Dr Shyam Sundar further explained that obesity basically has numerous definitions. One of the definitions would be, increase in the body mass index, i.e, weight for height is quite high. It depends on the different ethnicities as well. For Asians, it is more than 23 kg per meter square as overweight and more than 25 kg per meter squared as obese.
"There is also another definition, though you are obese, your BMI could be low but your waist circumference is high. (People who are lean but have a bigger tummy). The waist circumference cut offs are also there for Indians. In females, if it is more than 80 centimeters, and in males it is more than 90 centimeters, it is also a form of obesity," he said.
"Even though your weight for your height is normal and your BMI is less than 23, if your abdominal circumference has increased, that quantifies as obesity. So it's not only your weight, your abdominal circumference is also a marker of obesity," he explained.
"Obesity has various health implications. Obesity affects the liver. There is fatty deposition in the liver and later can lead to cirrhosis and liver failure.

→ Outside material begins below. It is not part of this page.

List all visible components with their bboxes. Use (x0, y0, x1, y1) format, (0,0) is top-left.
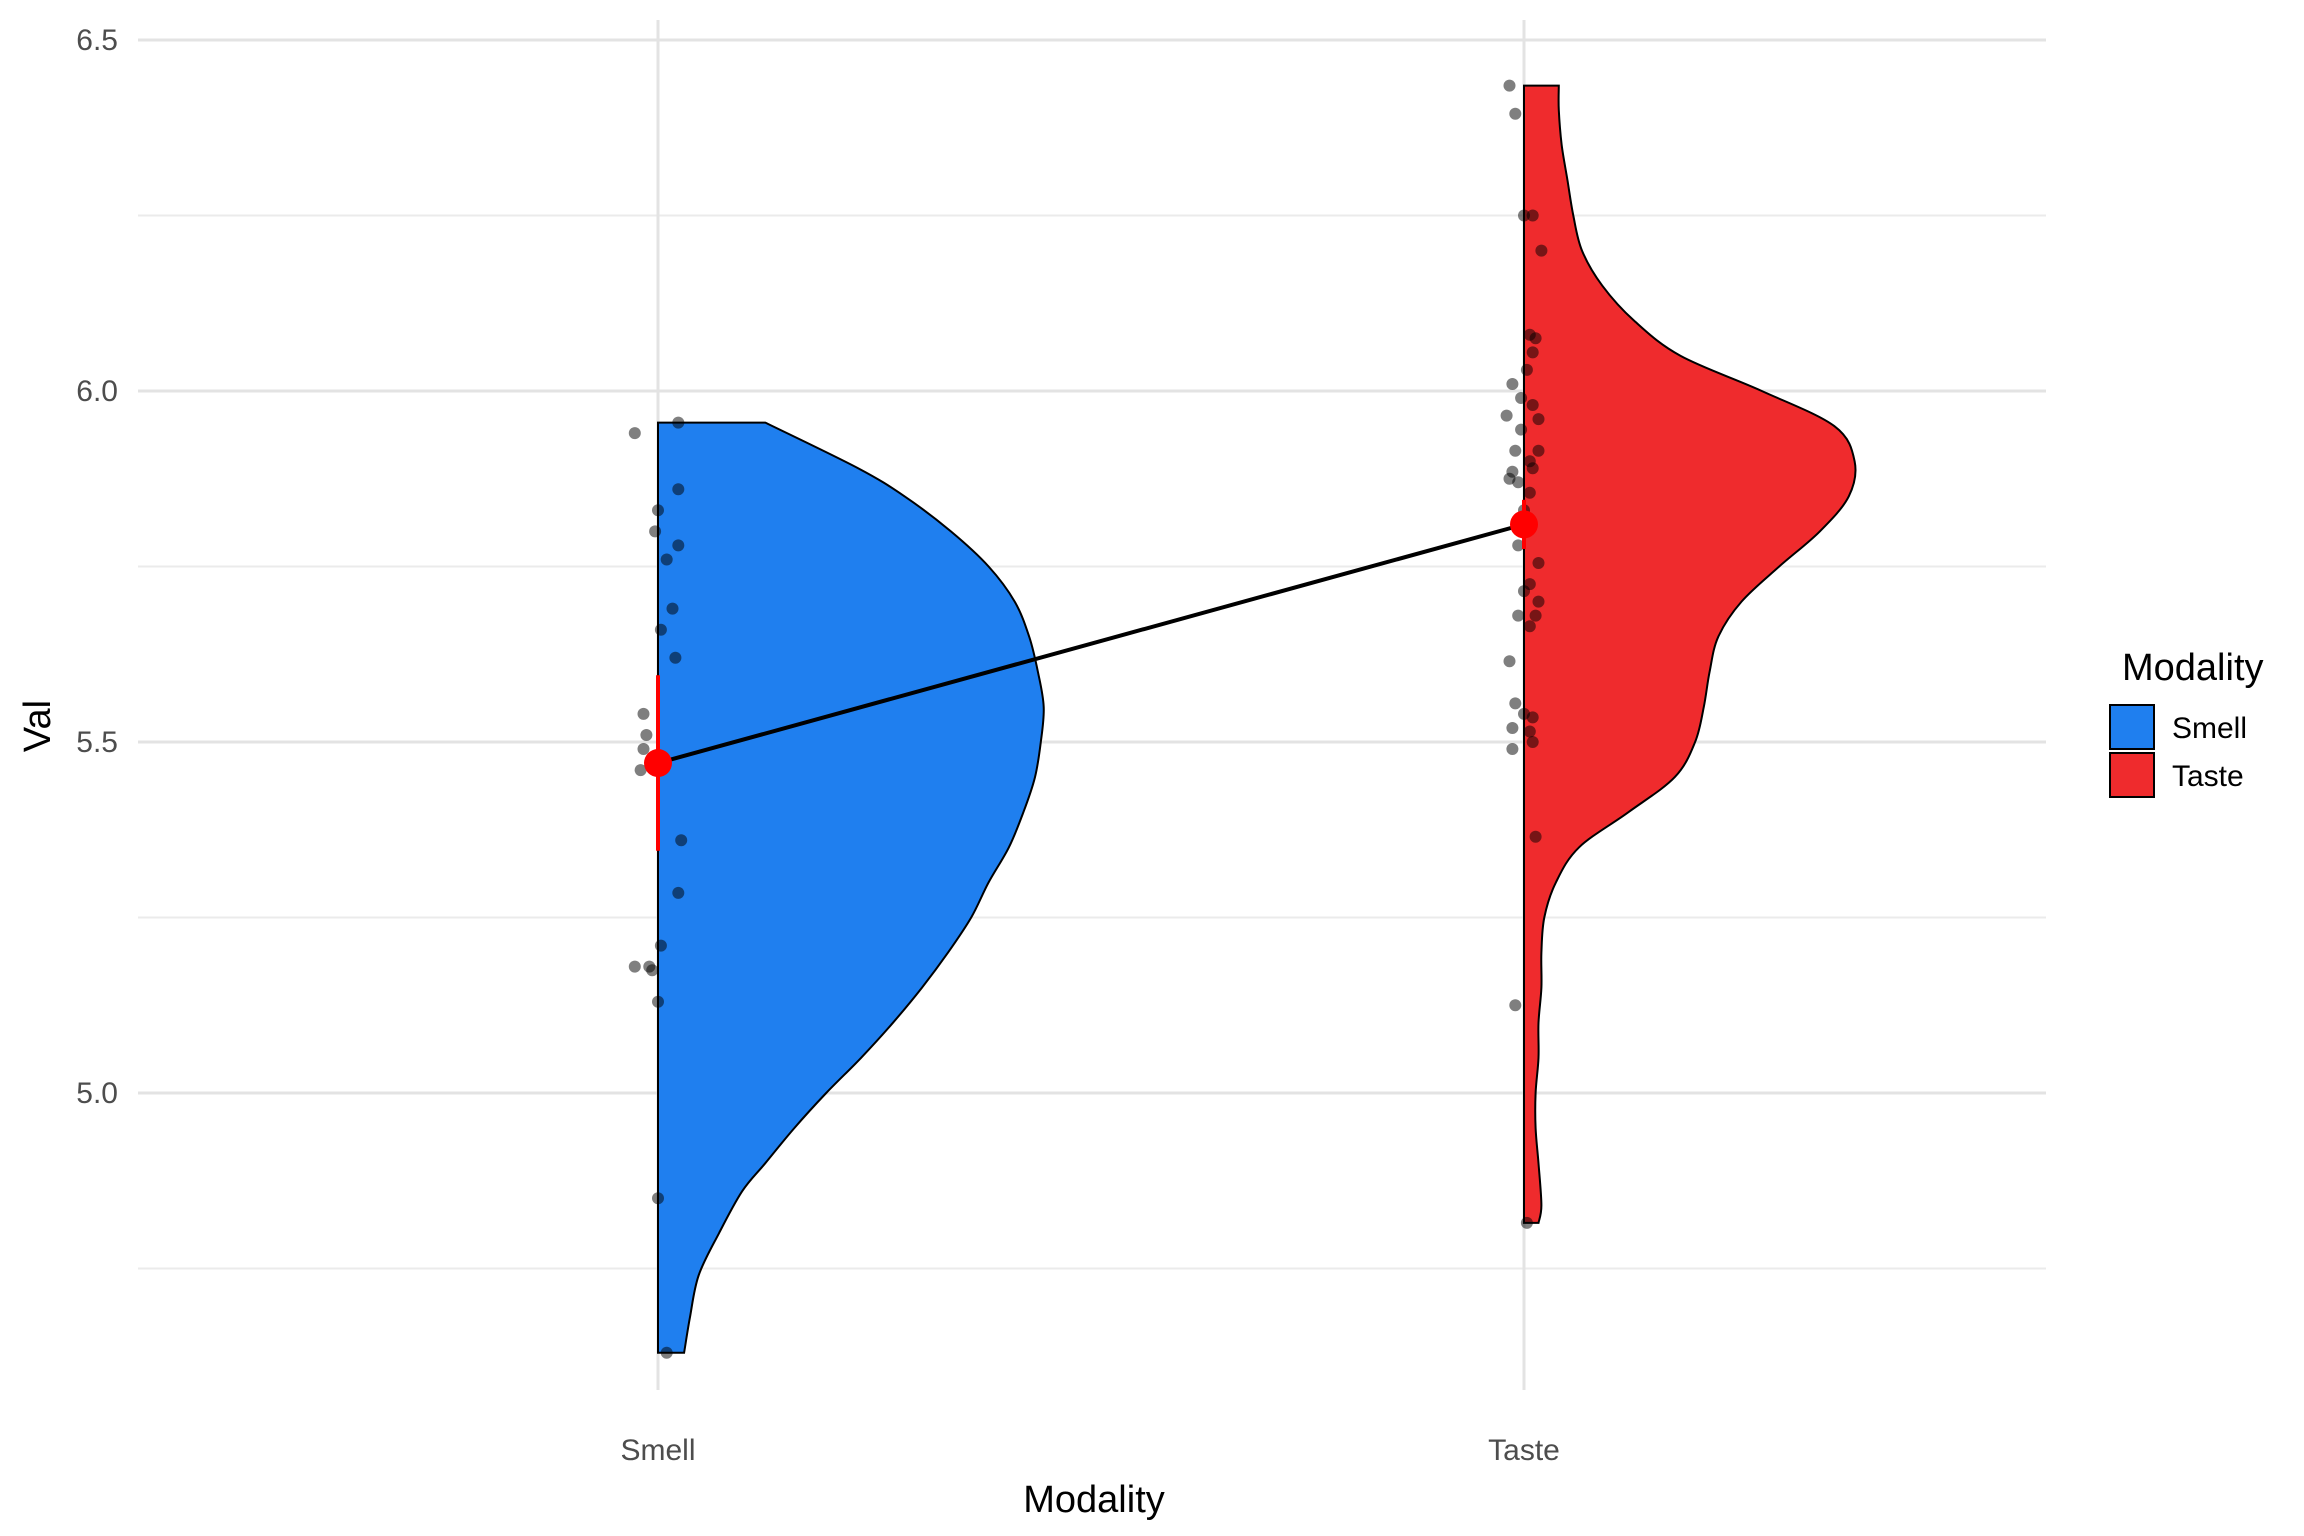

It also increases the resistance for the action of insulin. So, eventually when the pancreas gets burnt out of secretion because it is continuously secreting higher amounts of insulin. So that is when one develops diabetes.
Obesity also can lead to a condition known as obstructive sleep apnea. Due to obesity, there is excessive snoring, and that has further health implications such as increasing heart attacks, increasing blood pressure and diabetes mellitus.
It also affects reproductive function. In females, it tends to cause an increase in the testosterone levels which will lead to the abnormal hair growth, Oligomenorrhea (irregularities in the menstrual cycle) and PCOS (Polycystic ovarian syndrome)
In men, due to obesity, they tend to have lesser testosterone levels and that will lead to a decreased libido and erectile dysfunction.
Being overweight and obesity will also affect the joints in the body, leading to more pressure on knees and ankles leading to osteoarthritis in the later stages," Dr Shyam Sundar elaborated.
So, a simple suggestion would be, make sure that you don't sit for more than 20 or 25 minutes at a stretch. Take a break of five minutes, go out for a walk then get back to work. This is the simplest method to prevent the development of obesity and other complications, he said.